2001年末の中国の世界貿易機関(WTO)加盟を受け、多くの外資系企業が上海市を中心とする長江デルタ地域に進出してきています。2001年には、日本は上海市への最大の投資国となり、2002年12月時点においては、上海市における日系企業数は約3,600社、支店等を含めれば約5,000社となっています。最近では、日系企業は1日に1~2社進出しており、この傾向は当面続くと見られています。 このような状況の下、日系企業が様々な問題に直面し、在上海日本総領事館に対して支援が要請される事案が増えています。日系企業が巻き込まれた問題に対しては、当館は、各種情報の提供を行いながら日系企業からの相談に対応するとともに、必要に応じ地元政府に対して働きかけを行うことによって、事案の迅速な解決に向けた支援を行っています。このような各種支援によって、問題の解決につながった事例も少なくありません。

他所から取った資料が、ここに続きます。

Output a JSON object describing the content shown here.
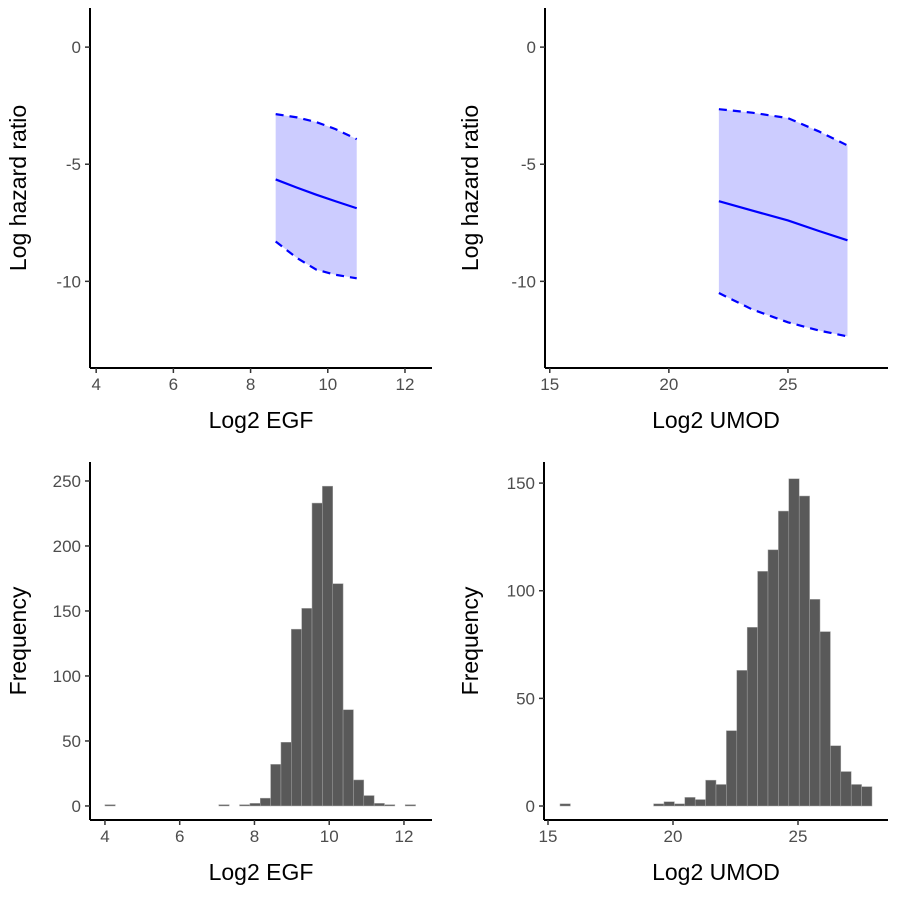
{
  "chart_data": [
    {
      "type": "line",
      "xlabel": "Log2 EGF",
      "ylabel": "Log hazard ratio",
      "xlim": [
        3.84,
        12.7
      ],
      "ylim": [
        -13.7,
        1.67
      ],
      "xticks": [
        4,
        6,
        8,
        10,
        12
      ],
      "yticks": [
        0,
        -5,
        -10
      ],
      "grid": false,
      "colors": {
        "line": "#0000ff",
        "band": "#ccccff"
      },
      "series": {
        "x": [
          8.65,
          9.2,
          9.7,
          10.2,
          10.75
        ],
        "estimate": [
          -5.65,
          -6.0,
          -6.3,
          -6.58,
          -6.88
        ],
        "upper": [
          -2.86,
          -3.0,
          -3.2,
          -3.5,
          -3.93
        ],
        "lower": [
          -8.3,
          -9.0,
          -9.5,
          -9.72,
          -9.87
        ]
      }
    },
    {
      "type": "line",
      "xlabel": "Log2 UMOD",
      "ylabel": "Log hazard ratio",
      "xlim": [
        14.8,
        29.2
      ],
      "ylim": [
        -13.7,
        1.67
      ],
      "xticks": [
        15,
        20,
        25
      ],
      "yticks": [
        0,
        -5,
        -10
      ],
      "grid": false,
      "colors": {
        "line": "#0000ff",
        "band": "#ccccff"
      },
      "series": {
        "x": [
          22.1,
          23.5,
          25.0,
          26.3,
          27.5
        ],
        "estimate": [
          -6.58,
          -6.98,
          -7.4,
          -7.85,
          -8.25
        ],
        "upper": [
          -2.65,
          -2.8,
          -3.03,
          -3.6,
          -4.2
        ],
        "lower": [
          -10.5,
          -11.2,
          -11.75,
          -12.1,
          -12.35
        ]
      }
    },
    {
      "type": "bar",
      "subtype": "histogram",
      "xlabel": "Log2 EGF",
      "ylabel": "Frequency",
      "xlim": [
        3.6,
        12.75
      ],
      "ylim": [
        -10.8,
        264.6
      ],
      "xticks": [
        4,
        6,
        8,
        10,
        12
      ],
      "yticks": [
        0,
        50,
        100,
        150,
        200,
        250
      ],
      "grid": false,
      "colors": {
        "bar": "#595959"
      },
      "bin_start": 4.0,
      "bin_width": 0.277,
      "counts": [
        1,
        0,
        0,
        0,
        0,
        0,
        0,
        0,
        0,
        0,
        0,
        1,
        0,
        1,
        2,
        6,
        32,
        49,
        136,
        152,
        233,
        246,
        171,
        74,
        20,
        8,
        2,
        1,
        0,
        1
      ]
    },
    {
      "type": "bar",
      "subtype": "histogram",
      "xlabel": "Log2 UMOD",
      "ylabel": "Frequency",
      "xlim": [
        14.84,
        28.6
      ],
      "ylim": [
        -6.5,
        159.8
      ],
      "xticks": [
        15,
        20,
        25
      ],
      "yticks": [
        0,
        50,
        100,
        150
      ],
      "grid": false,
      "colors": {
        "bar": "#595959"
      },
      "bin_start": 15.48,
      "bin_width": 0.416,
      "counts": [
        1,
        0,
        0,
        0,
        0,
        0,
        0,
        0,
        0,
        1,
        2,
        1,
        4,
        3,
        12,
        10,
        35,
        63,
        83,
        109,
        119,
        137,
        152,
        144,
        96,
        81,
        28,
        16,
        10,
        9
      ]
    }
  ]
}
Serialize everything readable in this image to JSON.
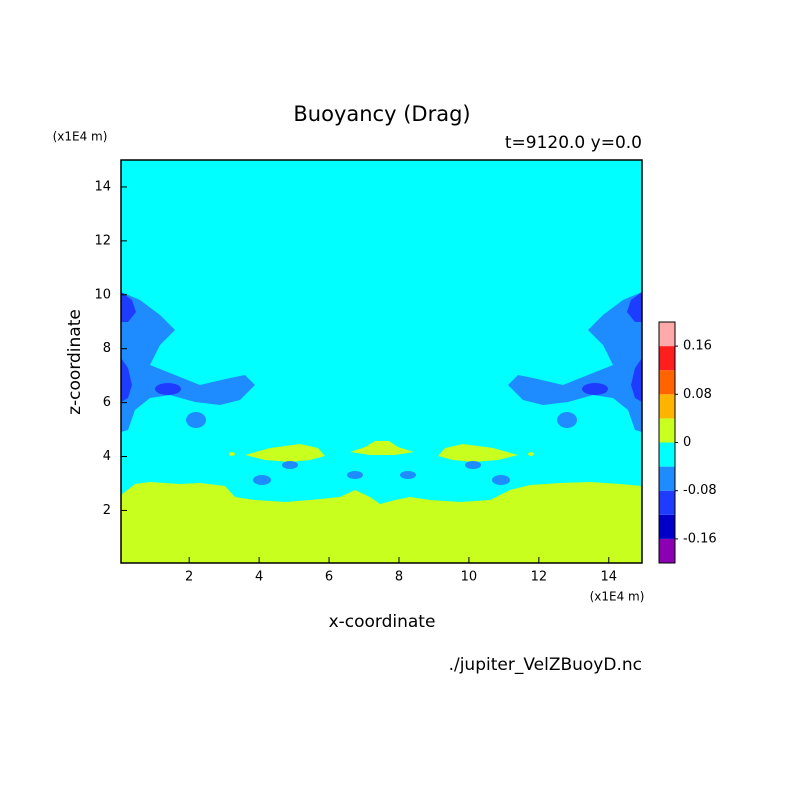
{
  "chart_data": {
    "type": "contour",
    "title": "Buoyancy (Drag)",
    "subtitle": "t=9120.0 y=0.0",
    "x_label": "x-coordinate",
    "y_label": "z-coordinate",
    "x_unit": "(x1E4 m)",
    "y_unit": "(x1E4 m)",
    "source": "./jupiter_VelZBuoyD.nc",
    "xlim": [
      0.05,
      14.95
    ],
    "ylim": [
      0.05,
      15
    ],
    "xticks": [
      2,
      4,
      6,
      8,
      10,
      12,
      14
    ],
    "yticks": [
      2,
      4,
      6,
      8,
      10,
      12,
      14
    ],
    "colorbar": {
      "levels": [
        -0.2,
        -0.16,
        -0.12,
        -0.08,
        -0.04,
        0,
        0.04,
        0.08,
        0.12,
        0.16,
        0.2
      ],
      "colors": [
        "#8c00b4",
        "#0000c8",
        "#1e3cff",
        "#1e8cff",
        "#00ffff",
        "#c8ff1e",
        "#ffb400",
        "#ff6400",
        "#ff1e1e",
        "#ffaaaa"
      ],
      "ticks": [
        -0.16,
        -0.08,
        0,
        0.08,
        0.16
      ]
    }
  }
}
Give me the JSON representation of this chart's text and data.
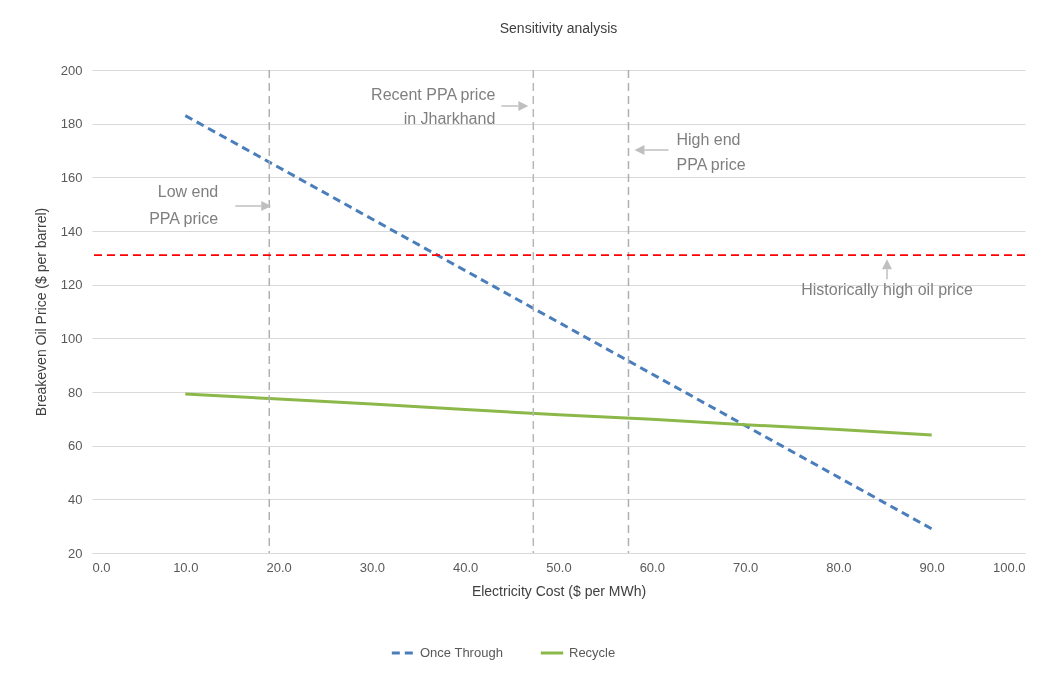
{
  "chart_data": {
    "type": "line",
    "title": "Sensitivity analysis",
    "xlabel": "Electricity Cost ($ per MWh)",
    "ylabel": "Breakeven Oil Price ($ per barrel)",
    "x": [
      10,
      90
    ],
    "series": [
      {
        "name": "Once Through",
        "color": "#4a7ebb",
        "line_style": "dashed",
        "values": [
          183,
          29
        ]
      },
      {
        "name": "Recycle",
        "color": "#8cb84a",
        "line_style": "solid",
        "x": [
          10,
          20,
          30,
          40,
          50,
          60,
          70,
          80,
          90
        ],
        "values": [
          79.3,
          77.4,
          75.5,
          73.5,
          71.5,
          69.8,
          67.8,
          66,
          64
        ]
      }
    ],
    "xlim": [
      0,
      100
    ],
    "xticks": [
      {
        "value": 0,
        "label": "0.0"
      },
      {
        "value": 10,
        "label": "10.0"
      },
      {
        "value": 20,
        "label": "20.0"
      },
      {
        "value": 30,
        "label": "30.0"
      },
      {
        "value": 40,
        "label": "40.0"
      },
      {
        "value": 50,
        "label": "50.0"
      },
      {
        "value": 60,
        "label": "60.0"
      },
      {
        "value": 70,
        "label": "70.0"
      },
      {
        "value": 80,
        "label": "80.0"
      },
      {
        "value": 90,
        "label": "90.0"
      },
      {
        "value": 100,
        "label": "100.0"
      }
    ],
    "ylim": [
      20,
      200
    ],
    "yticks": [
      20,
      40,
      60,
      80,
      100,
      120,
      140,
      160,
      180,
      200
    ],
    "grid": "y",
    "legend": "bottom",
    "ref_lines": [
      {
        "axis": "x",
        "value": 19,
        "label": "Low end PPA price",
        "color": "#b0b0b0",
        "line_style": "dashed"
      },
      {
        "axis": "x",
        "value": 47.3,
        "label": "Recent PPA price in Jharkhand",
        "color": "#b8b8b8",
        "line_style": "dashed"
      },
      {
        "axis": "x",
        "value": 57.5,
        "label": "High end PPA price",
        "color": "#b0b0b0",
        "line_style": "dashed"
      },
      {
        "axis": "y",
        "value": 131,
        "label": "Historically high oil price",
        "color": "#ff0000",
        "line_style": "dashed"
      }
    ]
  }
}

例えば、日系企業が地元政府から公共施設建設のため突然立ち退きを要求され、当館に支援要請が行われた事案があります。当館では、両者の間に立って地元政府などへ円満解決に向けた働きかけを行い、その結果、立ち退き期限の延長と経済的損失の補償に関して日系企業の関係者も納得する形で決着することができました。また、日系建築事務所が設計を請け負った公共建築物の設計料が不払いとなっていた事案でも、当館が地元政府へ働きかけを行い、支払いが行われ円満に解決することができました。さらに、訴訟において公平・公正な審理がなされていないとして当館に支援要請が行われる事案も多く、当館では関係者が納得する形での解決に向けて関係機関への働きかけを行っています。そのほかにも、税関や検疫局における通関手続や中国人従業員の解雇に伴う問題、合併相手の詐欺、知的財産権保護などをめぐる相談も多くあります。
当館としては、このような様々な問題の解決に向けて、企業活動の支援を積極的に行うことによって、日系企業の権益保護、投資環境の改善に努めています。